Friday, February 01, 2013

war lies


You've got to love American politics and politicians for their ability to repeat lies until they become truth, or rather, orthodox belief (because a lie can never be "true"), and accepted by a passive and trusting population.

The US Senate yesterday, where the big story was a hearing to determine whether Chuck Hagel, a semi-apostate Republican from Nebraska, is suitable to serve as the next Secretary of "Defense" (even the name is a lie; it should be Secretary of War), offered the ultimate example of parading untruth as truth and insanity as sound-mindedness.

Hagel, who is not particularly bright nor quick, was unimportant to this process. The real stars of the show were the loudmouth, preening, publicity-seeking senators who grilled the occasionally-unorthodox applicant in what looked like a competition to see who could achieve the widest separation from reality.

For example there was Old Man McCain, still pissed about the Iraq War, and Hagel's disapproval of it at the time it was happening, which illustrates perfectly how desperately reactionary and childish ideologists need to be right about everything, all the time. This is the key to understanding why fascists are unable to ever forget anything or learn anything; if an opponent can show they were ever wrong about even an insignifcant detail, their delusion of infallibility collapses.

Probably the most interesting line of questioning came from Ted Cruz, a creepy Tea Partier from Texas who looks disturbingly like a depraved televangelist named Ernest Angeley. Cruz took Hagel to task for having appeared on the TV network al-Jazeera, "a foreign network broadcasting propaganda to nations that are hostile to us." Jazeera is actually a moderate Arab news channel based in Qatar, a staunch US ally on the Arabian Peninsula.

Mostly, though, the Senators, Democratic as well as Republican, are obsessed with Iran, the US's preoccupation du jour. Would Hagel, as Secretary of War, be willing to attack Iran? Would he be able to deal with "the Iranian nuclear threat" (the biggest lie ever)?

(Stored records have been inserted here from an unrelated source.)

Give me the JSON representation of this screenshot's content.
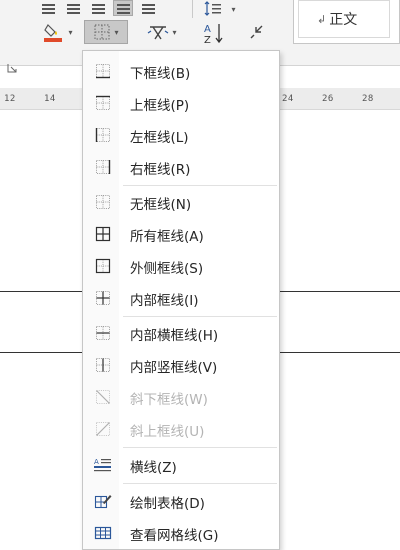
{
  "ribbon": {
    "style_preview_label": "正文",
    "style_preview_mark": "↲",
    "dropdown_arrow": "▾",
    "sort_label": "A Z"
  },
  "ruler": {
    "ticks": [
      "12",
      "14",
      "24",
      "26",
      "28"
    ]
  },
  "border_menu": {
    "items": [
      {
        "label": "下框线(B)",
        "icon": "bottom-border-icon",
        "enabled": true
      },
      {
        "label": "上框线(P)",
        "icon": "top-border-icon",
        "enabled": true
      },
      {
        "label": "左框线(L)",
        "icon": "left-border-icon",
        "enabled": true
      },
      {
        "label": "右框线(R)",
        "icon": "right-border-icon",
        "enabled": true
      },
      {
        "label": "无框线(N)",
        "icon": "no-border-icon",
        "enabled": true
      },
      {
        "label": "所有框线(A)",
        "icon": "all-borders-icon",
        "enabled": true
      },
      {
        "label": "外侧框线(S)",
        "icon": "outside-borders-icon",
        "enabled": true
      },
      {
        "label": "内部框线(I)",
        "icon": "inside-borders-icon",
        "enabled": true
      },
      {
        "label": "内部横框线(H)",
        "icon": "inside-horizontal-border-icon",
        "enabled": true
      },
      {
        "label": "内部竖框线(V)",
        "icon": "inside-vertical-border-icon",
        "enabled": true
      },
      {
        "label": "斜下框线(W)",
        "icon": "diagonal-down-border-icon",
        "enabled": false
      },
      {
        "label": "斜上框线(U)",
        "icon": "diagonal-up-border-icon",
        "enabled": false
      },
      {
        "label": "横线(Z)",
        "icon": "horizontal-line-icon",
        "enabled": true
      },
      {
        "label": "绘制表格(D)",
        "icon": "draw-table-icon",
        "enabled": true
      },
      {
        "label": "查看网格线(G)",
        "icon": "view-gridlines-icon",
        "enabled": true
      }
    ]
  },
  "colors": {
    "accent": "#2b579a",
    "icon_gray": "#8a8a8a",
    "disabled_text": "#b4b4b4",
    "shading_yellow": "#f5c400",
    "shading_red": "#e04a2a"
  }
}
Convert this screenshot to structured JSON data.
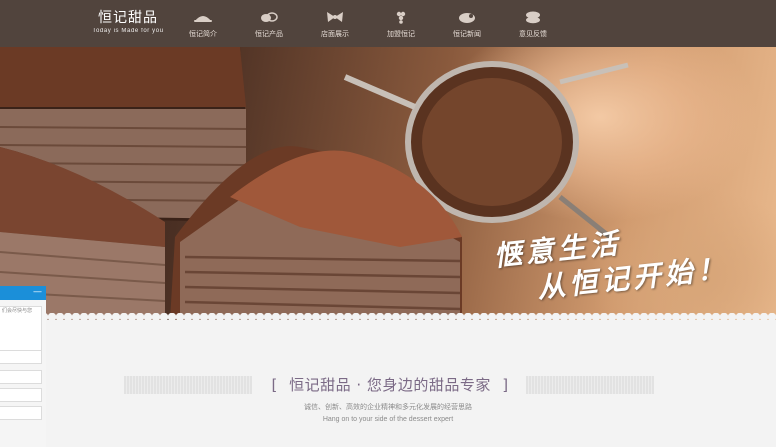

When Hagel responded to Kelly Ayotte (R-NH) that “I think it’s always wise to try to talk to people before you get into war,” Ayotte expressed doubts that Iran was "responsible" enough to deal with, because "here we have a regime that doesn’t respond to in a responsible or sane behavior as a state-sponsor of terrorism."

Senator Ayotte is as confused as she is ignorant, because "a regime that doesn’t respond...in a responsible or sane behavior as a state-sponsor of terrorism" describes current policies of the US, not Iran.

The truth hurts sometimes, especially when it's been suppressed for a long time. Reality will eventually return to our national conversations with a vengeance, and we will confront the fact that a major war in the Persian Gulf will destroy the economy of the entire world.

Anyone who doesn't understand why that is shouldn't be reading this. You belong on a remedial political discussion board.

Update: Juan Cole's lead editorial today deals with this same topic, in a much more throrough way than I have. Cole is occasionally a brilliant writer, and his first paragraph is a masterpiece-level estimate of the abilities and character of the US Senate.





1 comment:

Joe said...

Hi Dave. "...which illustrates perfectly how desperately reactionary and childish ideologists need to be right about everything, all the time." That reminds me of a thought: it is better to do right than to be right.